3 thoughts on “Is the Voynich a natural language?

  1. I think there are plainer arguments against the natural language. For a ready example, of 97 botanical folios that I examined so far, the first “letter” of 93 folios is one of the four gallows “letters” – k, p, f or t.

    Is it reasonable to expect such regularity in a natural language? I would rather expect all folios to start with the same letter – this would be appropriate for reference books’ sections entitled something like “De ….”, e.g. “De rosis”, “De papaveris” &c.

    On the other hand, as I noted somewhere else, consideration of the natural language Voynich theory (and, generally, of any other Voynich theory) usually relies too heavily on the assumption of the underlay text that flows freely. But have a look at this query which maps labels onto the Voynichese text:

    What it suggests is a highly compacted conspectus rather than a general narrative. In other words, it is not

    “Take a good glass, visit the bishop’s hostel, place yourself comfortably in the devil’s seat, look twenty-one degrees and thirteen minutes northeast and by north, note the main branch, count the seventh limb on the east side… &c”

    but rather:

    “A good glass in the bishop’s hostel in the devil’s seat twenty-one degrees and thirteen minutes northeast and by north main branch seventh limb east side…”

    1. I agree. It reads very much like Talmudic text, i.e. half of the meaning is inferred and just enough words are provided to tease out the meaning. The text is so dense and irregular, I cast serious doubt that it will ever be translated. It will take a rosetta stone to crack it.

  2. “But given that there appears to be no tonal markers (as marked by diacritics or other symbols) in Voynichese, we must assume the contrary, ie, that there are no tonal markers in Voynichese. And so it is not transcribing a language with a high phonotactic structure.”

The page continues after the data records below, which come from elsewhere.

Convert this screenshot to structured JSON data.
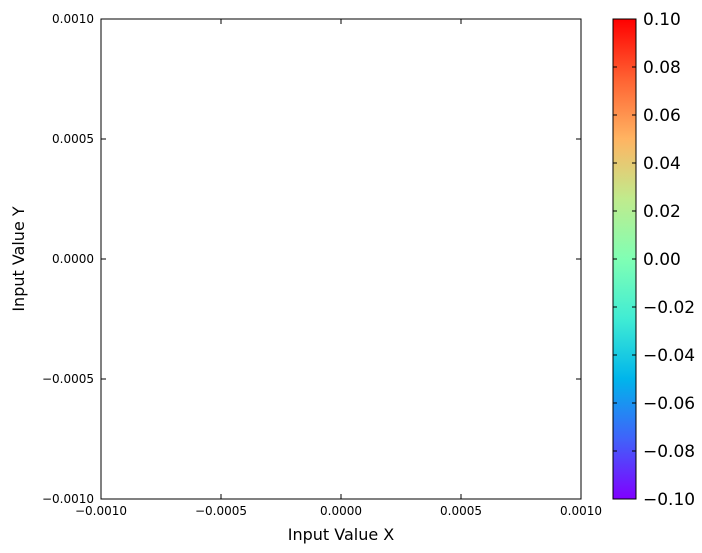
{
  "chart_data": {
    "type": "heatmap",
    "title": "",
    "xlabel": "Input Value X",
    "ylabel": "Input Value Y",
    "xlim": [
      -0.001,
      0.001
    ],
    "ylim": [
      -0.001,
      0.001
    ],
    "x_ticks": [
      "−0.0010",
      "−0.0005",
      "0.0000",
      "0.0005",
      "0.0010"
    ],
    "y_ticks": [
      "−0.0010",
      "−0.0005",
      "0.0000",
      "0.0005",
      "0.0010"
    ],
    "grid": false,
    "points": [],
    "colorbar": {
      "colormap": "rainbow",
      "range": [
        -0.1,
        0.1
      ],
      "ticks": [
        "−0.10",
        "−0.08",
        "−0.06",
        "−0.04",
        "−0.02",
        "0.00",
        "0.02",
        "0.04",
        "0.06",
        "0.08",
        "0.10"
      ],
      "colors": [
        "#8000ff",
        "#4062fa",
        "#00b5eb",
        "#40ecd4",
        "#80ffb4",
        "#c0eb8d",
        "#ffb462",
        "#ff6232",
        "#ff0000"
      ]
    }
  }
}
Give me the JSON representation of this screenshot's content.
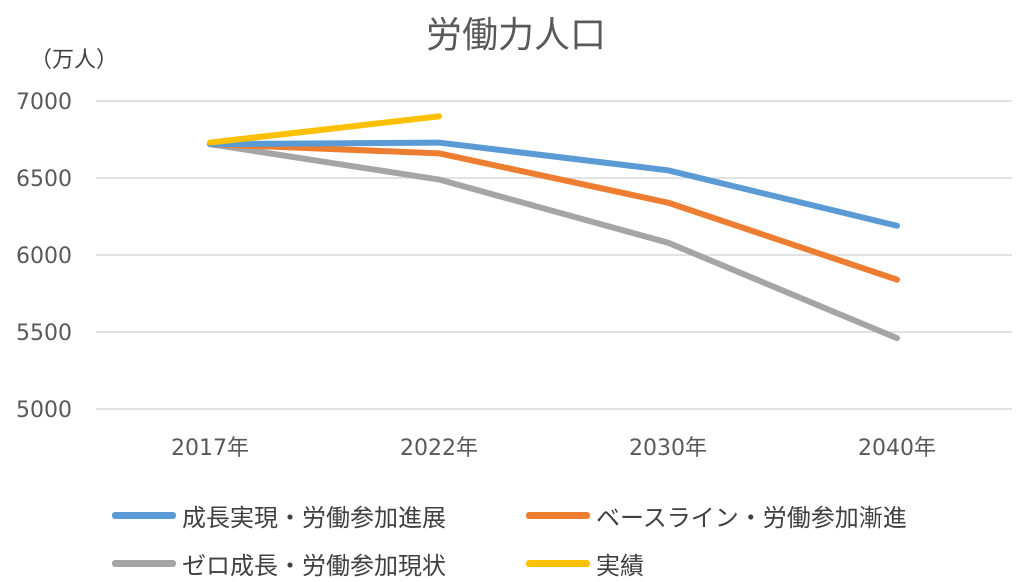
{
  "chart_data": {
    "type": "line",
    "title": "労働力人口",
    "ylabel": "（万人）",
    "xlabel": "",
    "categories": [
      "2017年",
      "2022年",
      "2030年",
      "2040年"
    ],
    "ylim": [
      5000,
      7000
    ],
    "yticks": [
      5000,
      5500,
      6000,
      6500,
      7000
    ],
    "grid": true,
    "legend_position": "bottom",
    "series": [
      {
        "name": "成長実現・労働参加進展",
        "color": "#5B9BD5",
        "values": [
          6720,
          6730,
          6550,
          6190
        ]
      },
      {
        "name": "ベースライン・労働参加漸進",
        "color": "#ED7D31",
        "values": [
          6720,
          6660,
          6340,
          5840
        ]
      },
      {
        "name": "ゼロ成長・労働参加現状",
        "color": "#A5A5A5",
        "values": [
          6720,
          6490,
          6080,
          5460
        ]
      },
      {
        "name": "実績",
        "color": "#FFC000",
        "values": [
          6730,
          6900,
          null,
          null
        ]
      }
    ]
  }
}
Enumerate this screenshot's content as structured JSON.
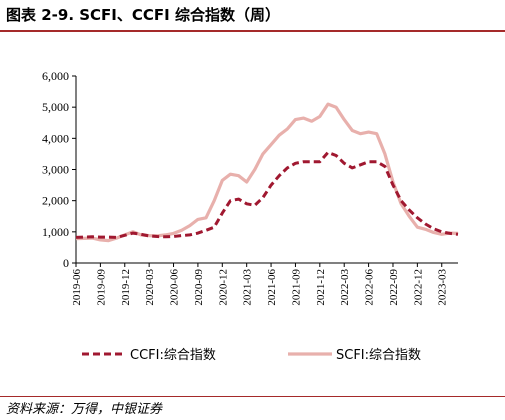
{
  "header": {
    "title": "图表 2-9. SCFI、CCFI 综合指数（周）"
  },
  "footer": {
    "source": "资料来源：万得，中银证券"
  },
  "colors": {
    "ccfi": "#a01830",
    "scfi": "#e8b0ac",
    "accent": "#a52a2a"
  },
  "chart_data": {
    "type": "line",
    "ylim": [
      0,
      6000
    ],
    "yticks": [
      "0",
      "1,000",
      "2,000",
      "3,000",
      "4,000",
      "5,000",
      "6,000"
    ],
    "ytick_values": [
      0,
      1000,
      2000,
      3000,
      4000,
      5000,
      6000
    ],
    "xlim": [
      "2019-06",
      "2023-05"
    ],
    "xticks": [
      "2019-06",
      "2019-09",
      "2019-12",
      "2020-03",
      "2020-06",
      "2020-09",
      "2020-12",
      "2021-03",
      "2021-06",
      "2021-09",
      "2021-12",
      "2022-03",
      "2022-06",
      "2022-09",
      "2022-12",
      "2023-03"
    ],
    "legend_position": "bottom",
    "series": [
      {
        "name": "CCFI:综合指数",
        "style": "dashed",
        "points": [
          [
            "2019-06",
            820
          ],
          [
            "2019-07",
            830
          ],
          [
            "2019-08",
            840
          ],
          [
            "2019-09",
            830
          ],
          [
            "2019-10",
            830
          ],
          [
            "2019-11",
            820
          ],
          [
            "2019-12",
            890
          ],
          [
            "2020-01",
            960
          ],
          [
            "2020-02",
            920
          ],
          [
            "2020-03",
            870
          ],
          [
            "2020-04",
            850
          ],
          [
            "2020-05",
            840
          ],
          [
            "2020-06",
            850
          ],
          [
            "2020-07",
            880
          ],
          [
            "2020-08",
            900
          ],
          [
            "2020-09",
            960
          ],
          [
            "2020-10",
            1050
          ],
          [
            "2020-11",
            1150
          ],
          [
            "2020-12",
            1600
          ],
          [
            "2021-01",
            2000
          ],
          [
            "2021-02",
            2050
          ],
          [
            "2021-03",
            1900
          ],
          [
            "2021-04",
            1850
          ],
          [
            "2021-05",
            2100
          ],
          [
            "2021-06",
            2500
          ],
          [
            "2021-07",
            2800
          ],
          [
            "2021-08",
            3050
          ],
          [
            "2021-09",
            3200
          ],
          [
            "2021-10",
            3250
          ],
          [
            "2021-11",
            3250
          ],
          [
            "2021-12",
            3250
          ],
          [
            "2022-01",
            3550
          ],
          [
            "2022-02",
            3450
          ],
          [
            "2022-03",
            3200
          ],
          [
            "2022-04",
            3050
          ],
          [
            "2022-05",
            3150
          ],
          [
            "2022-06",
            3250
          ],
          [
            "2022-07",
            3250
          ],
          [
            "2022-08",
            3100
          ],
          [
            "2022-09",
            2500
          ],
          [
            "2022-10",
            2000
          ],
          [
            "2022-11",
            1700
          ],
          [
            "2022-12",
            1450
          ],
          [
            "2023-01",
            1250
          ],
          [
            "2023-02",
            1100
          ],
          [
            "2023-03",
            1000
          ],
          [
            "2023-04",
            950
          ],
          [
            "2023-05",
            920
          ]
        ]
      },
      {
        "name": "SCFI:综合指数",
        "style": "solid",
        "points": [
          [
            "2019-06",
            780
          ],
          [
            "2019-07",
            790
          ],
          [
            "2019-08",
            800
          ],
          [
            "2019-09",
            740
          ],
          [
            "2019-10",
            720
          ],
          [
            "2019-11",
            800
          ],
          [
            "2019-12",
            900
          ],
          [
            "2020-01",
            1000
          ],
          [
            "2020-02",
            900
          ],
          [
            "2020-03",
            880
          ],
          [
            "2020-04",
            870
          ],
          [
            "2020-05",
            900
          ],
          [
            "2020-06",
            950
          ],
          [
            "2020-07",
            1050
          ],
          [
            "2020-08",
            1200
          ],
          [
            "2020-09",
            1400
          ],
          [
            "2020-10",
            1450
          ],
          [
            "2020-11",
            2000
          ],
          [
            "2020-12",
            2650
          ],
          [
            "2021-01",
            2850
          ],
          [
            "2021-02",
            2800
          ],
          [
            "2021-03",
            2600
          ],
          [
            "2021-04",
            3000
          ],
          [
            "2021-05",
            3500
          ],
          [
            "2021-06",
            3800
          ],
          [
            "2021-07",
            4100
          ],
          [
            "2021-08",
            4300
          ],
          [
            "2021-09",
            4600
          ],
          [
            "2021-10",
            4650
          ],
          [
            "2021-11",
            4550
          ],
          [
            "2021-12",
            4700
          ],
          [
            "2022-01",
            5100
          ],
          [
            "2022-02",
            5000
          ],
          [
            "2022-03",
            4600
          ],
          [
            "2022-04",
            4250
          ],
          [
            "2022-05",
            4150
          ],
          [
            "2022-06",
            4200
          ],
          [
            "2022-07",
            4150
          ],
          [
            "2022-08",
            3500
          ],
          [
            "2022-09",
            2600
          ],
          [
            "2022-10",
            1900
          ],
          [
            "2022-11",
            1500
          ],
          [
            "2022-12",
            1150
          ],
          [
            "2023-01",
            1080
          ],
          [
            "2023-02",
            980
          ],
          [
            "2023-03",
            920
          ],
          [
            "2023-04",
            960
          ],
          [
            "2023-05",
            950
          ]
        ]
      }
    ]
  }
}
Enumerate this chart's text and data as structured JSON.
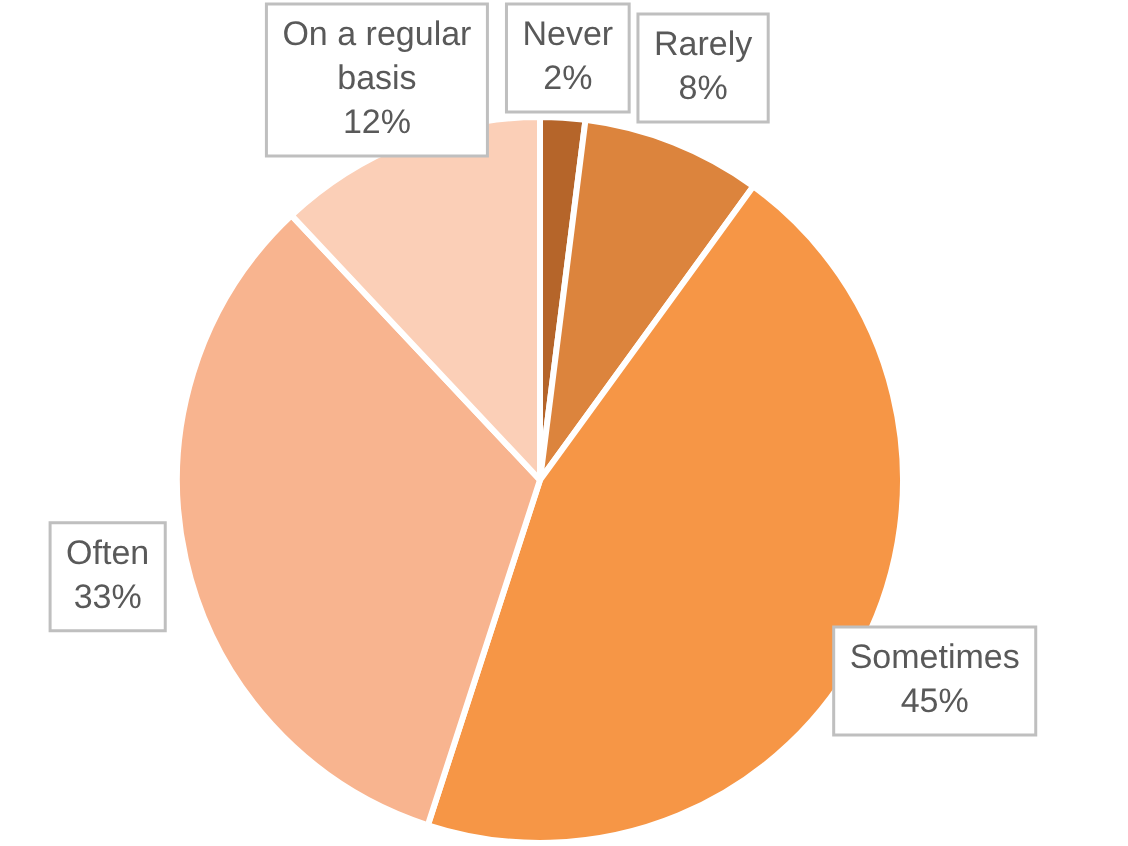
{
  "chart_data": {
    "type": "pie",
    "categories": [
      "Never",
      "Rarely",
      "Sometimes",
      "Often",
      "On a regular basis"
    ],
    "values": [
      2,
      8,
      45,
      33,
      12
    ],
    "value_labels": [
      "2%",
      "8%",
      "45%",
      "33%",
      "12%"
    ],
    "colors": [
      "#b5652a",
      "#dc843d",
      "#f69646",
      "#f8b48f",
      "#fbcfb7"
    ],
    "legend": false
  }
}
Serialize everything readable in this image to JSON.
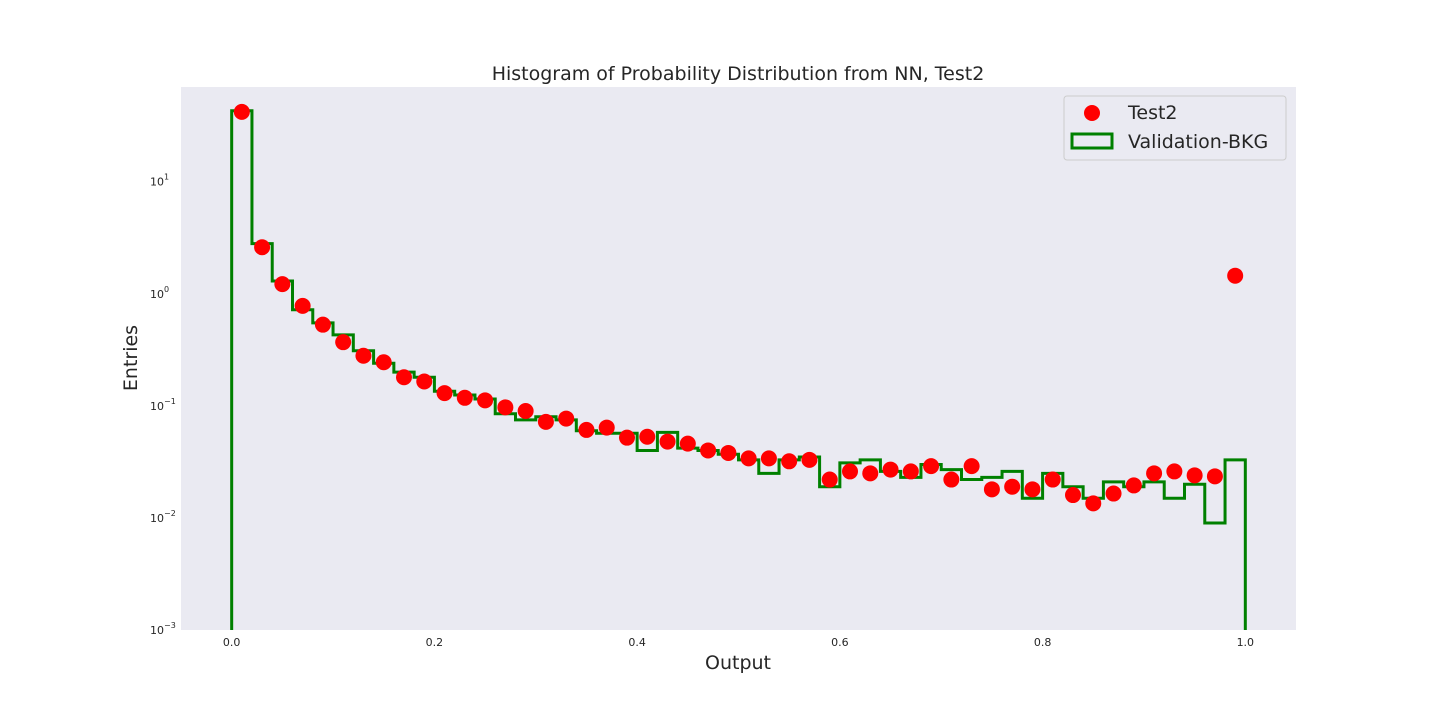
{
  "chart_data": {
    "type": "histogram",
    "title": "Histogram of Probability Distribution from NN, Test2",
    "xlabel": "Output",
    "ylabel": "Entries",
    "xlim": [
      -0.05,
      1.05
    ],
    "ylim": [
      0.001,
      70
    ],
    "yscale": "log",
    "grid": false,
    "legend_position": "top-right",
    "x_ticks": [
      {
        "value": 0.0,
        "label": "0.0"
      },
      {
        "value": 0.2,
        "label": "0.2"
      },
      {
        "value": 0.4,
        "label": "0.4"
      },
      {
        "value": 0.6,
        "label": "0.6"
      },
      {
        "value": 0.8,
        "label": "0.8"
      },
      {
        "value": 1.0,
        "label": "1.0"
      }
    ],
    "y_ticks": [
      {
        "value": 0.001,
        "base": "10",
        "exp": "−3"
      },
      {
        "value": 0.01,
        "base": "10",
        "exp": "−2"
      },
      {
        "value": 0.1,
        "base": "10",
        "exp": "−1"
      },
      {
        "value": 1,
        "base": "10",
        "exp": "0"
      },
      {
        "value": 10,
        "base": "10",
        "exp": "1"
      }
    ],
    "bin_edges": [
      0.0,
      0.02,
      0.04,
      0.06,
      0.08,
      0.1,
      0.12,
      0.14,
      0.16,
      0.18,
      0.2,
      0.22,
      0.24,
      0.26,
      0.28,
      0.3,
      0.32,
      0.34,
      0.36,
      0.38,
      0.4,
      0.42,
      0.44,
      0.46,
      0.48,
      0.5,
      0.52,
      0.54,
      0.56,
      0.58,
      0.6,
      0.62,
      0.64,
      0.66,
      0.68,
      0.7,
      0.72,
      0.74,
      0.76,
      0.78,
      0.8,
      0.82,
      0.84,
      0.86,
      0.88,
      0.9,
      0.92,
      0.94,
      0.96,
      0.98,
      1.0
    ],
    "series": [
      {
        "name": "Test2",
        "kind": "points",
        "color": "#ff0000",
        "x": [
          0.01,
          0.03,
          0.05,
          0.07,
          0.09,
          0.11,
          0.13,
          0.15,
          0.17,
          0.19,
          0.21,
          0.23,
          0.25,
          0.27,
          0.29,
          0.31,
          0.33,
          0.35,
          0.37,
          0.39,
          0.41,
          0.43,
          0.45,
          0.47,
          0.49,
          0.51,
          0.53,
          0.55,
          0.57,
          0.59,
          0.61,
          0.63,
          0.65,
          0.67,
          0.69,
          0.71,
          0.73,
          0.75,
          0.77,
          0.79,
          0.81,
          0.83,
          0.85,
          0.87,
          0.89,
          0.91,
          0.93,
          0.95,
          0.97,
          0.99
        ],
        "values": [
          42,
          2.6,
          1.22,
          0.78,
          0.53,
          0.37,
          0.28,
          0.245,
          0.18,
          0.165,
          0.13,
          0.118,
          0.112,
          0.097,
          0.09,
          0.072,
          0.077,
          0.061,
          0.064,
          0.052,
          0.053,
          0.048,
          0.046,
          0.04,
          0.038,
          0.034,
          0.034,
          0.032,
          0.033,
          0.022,
          0.026,
          0.025,
          0.027,
          0.026,
          0.029,
          0.022,
          0.029,
          0.018,
          0.019,
          0.018,
          0.022,
          0.016,
          0.0135,
          0.0165,
          0.0195,
          0.025,
          0.026,
          0.024,
          0.0235,
          1.45
        ]
      },
      {
        "name": "Validation-BKG",
        "kind": "step",
        "color": "#008000",
        "values": [
          43,
          2.8,
          1.3,
          0.72,
          0.55,
          0.43,
          0.31,
          0.24,
          0.2,
          0.18,
          0.135,
          0.125,
          0.115,
          0.085,
          0.075,
          0.08,
          0.075,
          0.06,
          0.057,
          0.057,
          0.04,
          0.058,
          0.042,
          0.04,
          0.037,
          0.033,
          0.025,
          0.033,
          0.035,
          0.019,
          0.031,
          0.033,
          0.026,
          0.023,
          0.03,
          0.027,
          0.022,
          0.023,
          0.026,
          0.015,
          0.025,
          0.019,
          0.015,
          0.021,
          0.019,
          0.021,
          0.015,
          0.02,
          0.009,
          0.033
        ]
      }
    ]
  }
}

    I don’t know if this is a sound argument. It supposes that the Voynich language 1) must have tones, and 2) that they must be represented. The structure of words in the manuscript is obvious and fairly rigid, and it is a reasonable assumption that individual characters may stand for sounds. This would naturally lead to a theory (even if wrong) that the language has a fairly simple but rigid syllable structure. I think the argument used to dismiss this is weaker than the logic and evidence for it.